Goffman, W. (1966). Mathematical approach to the spread of scientific ideas.Nature 212 (2), 449-452.

Goffman, W. (1971). Mathematical model for analyzing the growth of a scientific discipline.Journal of the Association of Computing Machinery 18 (2): 173-185.

Humphreys, B.L., & McCutcheon, D.E. (1994). Growth patterns in the National Library of Medicine's serials collection and itsIndex Medicus journals, 1966-1985.Bulletin of the Medical Library Association 82 (1): 18-24.

Orr, R.H., & Leeds, A.A. (1964). Biomedical literature: Volume, growth, and other characteristics.Federation Proceedings 23 (6): 1310-1331.

Price, D.J. de Solla. (1963).Little science, big science. New York: Columbia University Press.

Price, D.J. de Solla. (1975).Science since Babylon. (Enlarged edition). (pp.165-186). New Haven: Yale University Press.

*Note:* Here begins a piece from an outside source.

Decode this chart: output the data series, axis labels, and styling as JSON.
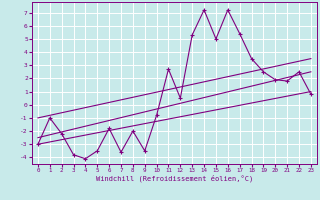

Ravichandra Rao, I.K., & Meera, B.M. (1991). Growth and obsolescence of literature: An empirical study.INFORMETRICS '91: Selected Papers from the Third International Conference on Informetrics, 9-12 August 1991, Bangalore(ed. IK Ravichandra Rao) Bangalore, 1992, pp. 377-394

Tague, J., et al. (1981). The law of exponential growth: Evidence, implications, and forecasts.Library Trends 30 (1): 125-145.